Pas plus tard, en effet, que la mi-août, l’expert indépendant, le Sénégalais Alioune Tine, à l’issue d’un séjour au Mali, dénonçait des cas de tortures dont sont victimes des civils. On comprend dès lors, pourquoi les autorités maliennes, à l’occasion du renouvellement du mandat de la Mission multidimensionnelle intégrée des Nations unies pour la stabilisation au Mali (MINUSMA), en fin juin 2022, avaient émis des réserves sur la possibilité et la capacité de cette dernière à enquêter sur ce qui se passe au Mali. Autrement dit, Goïta et ses frères d’armes veulent massacrer à huis clos et cela, sans aucun regard extérieur susceptible de les rappeler à l’ordre. Certes, à leur décharge, on comprend qu’il n’y a pas de guerre propre surtout dans le cas d’espèce où l’on a affaire à un ennemi sans visage  qui excelle dans les actions perfides. Mais au regard de la complexité de la situation, il faut savoir raison garder au risque de rendre les terroristes sympathiques aux yeux des populations.

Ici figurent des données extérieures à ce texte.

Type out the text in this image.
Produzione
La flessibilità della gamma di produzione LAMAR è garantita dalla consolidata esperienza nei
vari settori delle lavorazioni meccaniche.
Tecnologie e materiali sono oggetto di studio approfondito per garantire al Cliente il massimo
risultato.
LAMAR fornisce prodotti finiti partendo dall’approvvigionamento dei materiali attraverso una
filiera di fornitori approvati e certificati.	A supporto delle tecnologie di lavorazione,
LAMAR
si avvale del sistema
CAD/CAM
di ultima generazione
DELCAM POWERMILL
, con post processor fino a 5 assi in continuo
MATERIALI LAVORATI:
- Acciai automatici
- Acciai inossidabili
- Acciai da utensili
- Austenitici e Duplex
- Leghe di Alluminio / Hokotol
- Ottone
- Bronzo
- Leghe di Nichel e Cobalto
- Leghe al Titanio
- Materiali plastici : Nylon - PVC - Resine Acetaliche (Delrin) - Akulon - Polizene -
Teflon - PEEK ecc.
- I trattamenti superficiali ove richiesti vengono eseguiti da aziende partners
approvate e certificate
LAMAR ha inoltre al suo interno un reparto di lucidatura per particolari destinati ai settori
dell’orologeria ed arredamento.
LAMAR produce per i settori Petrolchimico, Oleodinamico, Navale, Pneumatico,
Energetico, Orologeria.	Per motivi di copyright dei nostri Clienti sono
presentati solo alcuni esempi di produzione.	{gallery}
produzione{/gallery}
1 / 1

D’où la nécessité de savoir faire preuve de discernement et surtout de professionnalisme lors des opérations sur le terrain, pour autant que l’on ne veuille pas que les populations, de guerre lasse, rallient la cause de l’ennemi qui fait parfois dans les amalgames  en tentant de dresser les communautés les unes contre les autres.